フラメンコギター入門・初心者のために

練習の第一段階

フラメンコギターを始める人は何から練習すればよいのだろうか。生まれて初めてギターを手にした人も、クラシックギターやアコースティックギターの経験豊富な人もやることは同じです。フラメンコギターを始める以上、フラメンコギターと教則本を最低一冊は持っているものとして説明します。

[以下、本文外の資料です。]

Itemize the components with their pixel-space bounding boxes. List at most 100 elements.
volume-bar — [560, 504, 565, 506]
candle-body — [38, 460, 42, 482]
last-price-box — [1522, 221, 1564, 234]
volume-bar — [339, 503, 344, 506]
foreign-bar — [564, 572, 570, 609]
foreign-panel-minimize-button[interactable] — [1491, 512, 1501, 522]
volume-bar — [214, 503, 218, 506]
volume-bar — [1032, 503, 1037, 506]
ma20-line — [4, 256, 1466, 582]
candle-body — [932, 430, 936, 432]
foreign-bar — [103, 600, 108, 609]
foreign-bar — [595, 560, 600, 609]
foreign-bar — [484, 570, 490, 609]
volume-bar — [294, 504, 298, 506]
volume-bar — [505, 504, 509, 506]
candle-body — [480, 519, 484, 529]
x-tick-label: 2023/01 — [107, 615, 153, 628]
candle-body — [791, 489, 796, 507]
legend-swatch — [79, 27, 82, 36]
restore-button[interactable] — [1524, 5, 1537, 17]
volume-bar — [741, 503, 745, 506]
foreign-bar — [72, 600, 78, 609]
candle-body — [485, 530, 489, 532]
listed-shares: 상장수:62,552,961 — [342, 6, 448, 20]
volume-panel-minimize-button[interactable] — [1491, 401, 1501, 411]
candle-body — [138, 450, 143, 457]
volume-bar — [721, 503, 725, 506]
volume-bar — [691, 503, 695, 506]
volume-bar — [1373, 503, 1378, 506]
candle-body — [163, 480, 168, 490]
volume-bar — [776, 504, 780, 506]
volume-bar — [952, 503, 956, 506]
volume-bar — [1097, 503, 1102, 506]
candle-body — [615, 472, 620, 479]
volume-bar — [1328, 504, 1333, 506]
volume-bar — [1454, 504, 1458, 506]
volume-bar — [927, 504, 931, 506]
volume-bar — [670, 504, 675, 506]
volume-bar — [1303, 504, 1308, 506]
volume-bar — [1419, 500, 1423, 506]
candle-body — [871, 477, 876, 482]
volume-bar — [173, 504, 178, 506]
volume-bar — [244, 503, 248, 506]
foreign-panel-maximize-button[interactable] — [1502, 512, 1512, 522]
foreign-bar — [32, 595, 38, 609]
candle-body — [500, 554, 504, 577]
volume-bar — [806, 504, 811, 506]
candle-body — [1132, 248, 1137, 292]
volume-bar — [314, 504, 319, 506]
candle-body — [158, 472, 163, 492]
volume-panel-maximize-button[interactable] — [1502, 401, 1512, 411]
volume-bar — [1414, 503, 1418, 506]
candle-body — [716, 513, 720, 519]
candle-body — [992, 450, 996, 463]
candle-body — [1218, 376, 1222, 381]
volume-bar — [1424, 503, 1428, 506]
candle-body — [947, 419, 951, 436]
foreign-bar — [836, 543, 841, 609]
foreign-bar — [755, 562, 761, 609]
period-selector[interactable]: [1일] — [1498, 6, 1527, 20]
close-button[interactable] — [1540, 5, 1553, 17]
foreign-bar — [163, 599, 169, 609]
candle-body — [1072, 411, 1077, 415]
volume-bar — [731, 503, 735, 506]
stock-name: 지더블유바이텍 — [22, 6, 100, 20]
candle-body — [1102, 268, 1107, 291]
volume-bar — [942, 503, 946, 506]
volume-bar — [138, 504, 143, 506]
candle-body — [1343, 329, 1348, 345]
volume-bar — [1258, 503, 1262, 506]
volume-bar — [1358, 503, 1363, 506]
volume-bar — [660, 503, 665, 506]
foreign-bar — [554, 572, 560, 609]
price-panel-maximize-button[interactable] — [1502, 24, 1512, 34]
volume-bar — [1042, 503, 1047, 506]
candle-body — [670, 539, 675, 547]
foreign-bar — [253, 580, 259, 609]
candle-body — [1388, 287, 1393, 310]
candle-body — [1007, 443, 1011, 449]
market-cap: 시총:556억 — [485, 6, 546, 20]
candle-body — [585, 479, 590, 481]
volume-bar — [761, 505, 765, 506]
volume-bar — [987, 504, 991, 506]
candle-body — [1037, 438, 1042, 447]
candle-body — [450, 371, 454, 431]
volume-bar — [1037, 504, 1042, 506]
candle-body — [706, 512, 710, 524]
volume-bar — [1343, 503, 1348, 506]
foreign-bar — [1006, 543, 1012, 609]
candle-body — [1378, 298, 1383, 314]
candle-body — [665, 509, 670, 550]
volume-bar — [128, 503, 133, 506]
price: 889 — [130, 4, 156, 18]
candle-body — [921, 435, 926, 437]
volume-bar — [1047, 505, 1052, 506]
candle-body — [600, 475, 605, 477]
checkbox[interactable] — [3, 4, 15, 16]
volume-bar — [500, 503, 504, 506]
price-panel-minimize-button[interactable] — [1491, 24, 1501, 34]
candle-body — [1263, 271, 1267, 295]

入門者・初心者が、最初にやるべきことは、フラメンコギターにとって重要なテクニックを覚えることです。それは「親指による音階」、「ラスゲアード」、「コンパス」の三つです。最初に間違った癖をつけると、そこで終わりです。ギターは基本で間違っていてもある程度は弾けます。しかし、ある程度で終わりです。基本をしっかり身につけることが大切です。

①親指による音階

親指の奏法で音階を弾きます。ギター初心者は、まずポジションを覚えなければならないので、各弦3フレットまでの音階を親指だけで弾きます。右親指の弾き方はフラメンコ独特です。左指の正しい押さえ方は、フラメンコギターの左手をよく読んでください。親指の弾き方は「アルペジオ」「トレモロ」の基礎でもあります。音が途切れず、かすれないようにしっかり音を出してください。

②ラスゲアードの練習

左手で弦を軽く押さえて音が出ないようにして、ラスゲアード奏法・セコの練習です。右指を見ながら集中して練習してください。この段階は、まず慣れること。そして指の筋肉を鍛えることです。

③コンパスの練習

コンパス(リズム)の練習。ギターを使わずにやる練習です。三拍子、二拍子、裏打ちをしっかり練習してください。ギターを持たずにやる練習ですから、いつでも何処でも出来ます。リズムは理屈ではありません。体で覚えるものです。三拍子、二拍子、裏打ちの三つをしっかり練習してからソレア(1,2,3,1,2,3,1,2,1,2,1,2)をはじめフラメンコのコンパスに進みます。CD・MP3でフラメンコギターの演奏を体でリズムを取りながら、しっかり聞き込んでください。やり始めの頃は、サッパリわからなかったリズムが繰り返すうちに聞こえてきます。

以上の①②③をしっかり練習してください。①と②は交互にやればよいでしょう。